Abgas-Affäre: Sind Amerikas VW-Kunden besser dran?
In den USA zahlt VW für jedes betroffene Fahrzeug Entschädigung. Nun schaltet sich in den Skandal die EU ein. Sie will einen Schadenersatz auch hierzulande.
Volkswagen gerät wegen seiner manipulierten Dieselfahrzeuge immer mehr unter Druck. Dabei hatte der Wolfsburger Autobauer doch so sehr gehofft, am heutigen Dienstag wenigstens schon einmal die US-Front begradigen zu können. Denn offenbar steht ein Durchbruch für eine außergerichtliche Einigung unmittelbar bevor. Angeblich will das Unternehmen zehn Milliarden Euro zur Entschädigung der 480000 falsch eingestellten Fahrzeuge mit Zwei-Liter-Motoren bereitstellen und weitere fünf Milliarden Euro in zwei Umwelt-Fonds einzahlen. Das ergäbe eine Entschädigung von rund 7000 Euro pro manipuliertem Dieselfahrzeug. Das US-Wirtschaftsblatt Wall Street Journal geht sogar von bis zu 10 000 Euro für eine Wiedergutmachung aus.
Die betroffenen VW-Kunden in Europa können von solchen Summen nur träumen. Doch nun bekommen sie Rückendeckung von der Brüsseler EU-Kommission. „Es ist nicht meine Rolle, Volkswagen Ratschläge zu erteilen, aber die Konsumenten in Europa anders zu behandeln als die US-Konsumenten, ist kein Weg, das Vertrauen wiederzuerlangen“, erklärte Industriekommissarin Elzbieta Bienkowska am Wochenende. Ihre für den Justizbereich zuständige Kollegin Vera Jourova ging sogar noch weiter: „Die Kommission will den Austausch von Informationen erleichtern und die Koordination fördern“, heißt es in einem Brief, den Jourova am Freitag verschickt hat und in dem sie eine Vernetzung der europäischen Verbraucherschützer anregt. Es wäre der Schritt, den man in Wolfsburg fürchtet.

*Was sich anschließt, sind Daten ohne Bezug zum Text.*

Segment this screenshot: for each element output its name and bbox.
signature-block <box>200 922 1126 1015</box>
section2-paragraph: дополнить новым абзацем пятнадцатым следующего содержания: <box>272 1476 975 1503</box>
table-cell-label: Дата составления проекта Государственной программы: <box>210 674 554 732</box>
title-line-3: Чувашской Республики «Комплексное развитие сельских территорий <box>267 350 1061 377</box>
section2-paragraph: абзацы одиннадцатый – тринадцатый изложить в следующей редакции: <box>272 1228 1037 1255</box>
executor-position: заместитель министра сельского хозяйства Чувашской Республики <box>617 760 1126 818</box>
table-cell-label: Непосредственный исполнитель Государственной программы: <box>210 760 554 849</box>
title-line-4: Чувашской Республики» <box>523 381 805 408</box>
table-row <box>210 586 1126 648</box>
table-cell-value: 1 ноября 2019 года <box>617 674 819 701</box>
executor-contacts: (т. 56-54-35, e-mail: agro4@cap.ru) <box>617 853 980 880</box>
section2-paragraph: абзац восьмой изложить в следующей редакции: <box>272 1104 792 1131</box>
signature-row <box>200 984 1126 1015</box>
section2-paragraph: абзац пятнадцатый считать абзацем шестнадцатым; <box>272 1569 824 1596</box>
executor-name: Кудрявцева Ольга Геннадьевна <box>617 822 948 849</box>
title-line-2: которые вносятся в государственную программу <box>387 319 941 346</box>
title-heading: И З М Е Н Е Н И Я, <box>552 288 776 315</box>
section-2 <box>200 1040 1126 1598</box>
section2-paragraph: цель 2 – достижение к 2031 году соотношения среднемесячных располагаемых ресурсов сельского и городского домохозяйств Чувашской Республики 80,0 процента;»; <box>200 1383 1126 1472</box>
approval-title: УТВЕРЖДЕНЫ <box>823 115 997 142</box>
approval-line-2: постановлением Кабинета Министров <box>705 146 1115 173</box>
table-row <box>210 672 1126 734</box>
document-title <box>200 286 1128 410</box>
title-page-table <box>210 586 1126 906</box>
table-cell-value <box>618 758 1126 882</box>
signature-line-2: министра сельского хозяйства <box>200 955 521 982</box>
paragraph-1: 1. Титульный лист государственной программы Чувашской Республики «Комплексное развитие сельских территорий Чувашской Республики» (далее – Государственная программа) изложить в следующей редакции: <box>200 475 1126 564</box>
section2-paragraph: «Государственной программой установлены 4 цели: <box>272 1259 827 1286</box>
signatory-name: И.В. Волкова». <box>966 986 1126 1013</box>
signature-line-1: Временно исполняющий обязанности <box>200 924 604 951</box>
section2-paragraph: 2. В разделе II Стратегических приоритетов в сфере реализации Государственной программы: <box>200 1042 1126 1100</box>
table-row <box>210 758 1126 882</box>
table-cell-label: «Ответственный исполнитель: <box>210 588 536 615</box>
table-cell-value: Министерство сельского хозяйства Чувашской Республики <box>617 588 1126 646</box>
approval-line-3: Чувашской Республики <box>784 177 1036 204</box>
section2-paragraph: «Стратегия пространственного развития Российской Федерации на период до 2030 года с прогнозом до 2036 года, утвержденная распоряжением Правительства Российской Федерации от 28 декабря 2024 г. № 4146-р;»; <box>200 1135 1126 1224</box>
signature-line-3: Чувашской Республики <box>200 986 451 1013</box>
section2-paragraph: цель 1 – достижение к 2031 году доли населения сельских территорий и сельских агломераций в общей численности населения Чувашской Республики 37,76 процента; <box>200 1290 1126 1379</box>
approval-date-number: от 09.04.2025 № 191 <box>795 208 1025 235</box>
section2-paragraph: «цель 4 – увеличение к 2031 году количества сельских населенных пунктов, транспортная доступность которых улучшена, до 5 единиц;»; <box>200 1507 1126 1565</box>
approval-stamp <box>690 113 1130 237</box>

8,5 Millionen VW-Fahrzeuge betroffen
Bisher hat der Konzern eine Ausweitung der Entschädigungszahlungen auf Europa zurückgewiesen, wo 8,5 Millionen Fahrzeuge betroffen sind. VW-Chef Matthias Müller verwies dazu auf die Dimension möglicher Ansprüche. Sein Haus habe 16,5 Milliarden Euro für die Wiedergutmachung bereitgestellt. Mit den absehbaren Zahlungen in den Vereinigten Staaten wäre der Fonds aufgebraucht.
Doch das dürfte nicht der wahre Grund sein, vermutet man beim Bundesverband der Verbraucherzentralen. „Das Unternehmen versucht, sich gegenüber den einheitlich auftretenden amerikanischen Aufsichtsbehörden reumütig zu zeigen“, sagte eine Sprecherin unserer Zeitung. „Man tut alles, um horrende Wiedergutmachungen zu vermeiden, die durch Sammelklagen erstritten werden könnten. Das ist in Europa anders.“ Tatsächlich stünden die europäischen Kunden zersplittert und ohne gemeinsame Vertretung dem Konzern gegenüber. Zwar gebe es in Spanien – so die Sprecherin weiter – den Versuch, Sammelklagen zu organisieren, in den Niederlanden entstand bereits eine Art Stiftung, um die Interessen der Geschädigten wahrzunehmen. „Generell aber gibt es in Europa fast nur Einzelfälle, die nicht die gleiche Durchschlagskraft haben“, sagen die Verbraucherschützer. Der oft gehörte Verweis auf angebliche Rechtsunterschiede zwischen den USA und der EU spiele kaum eine Rolle.
Ein gemeinsames Sprachrohr?
Und auch die Darstellung, dass VW aufgrund der strengeren amerikanischen Grenzwerte nicht mit einer Reparatur beziehungsweise Neujustierung der Software die aktuellen Grenzwerte schaffen könne und deshalb nur die US-Kunden entschädigen müsse, sei „weit hergeholt“.
Wenn sich die Kommission nun zum Anwalt der betroffenen Verbraucher macht, so spekuliert man in Brüssel, könnte das der Versuch sein, ein gemeinsames Sprachrohr, vielleicht sogar eine Interessenvertretung zu schaffen, die den Kundenwünschen nach gleicher Entschädigung mehr Gewicht verleiht.
Kommissarin Jourova scheint jedenfalls entschlossen, sich als Schaltstelle für die Verbraucherschützer in Europa aufzubauen, um entsprechende Leistungen hierzulande durchzusetzen.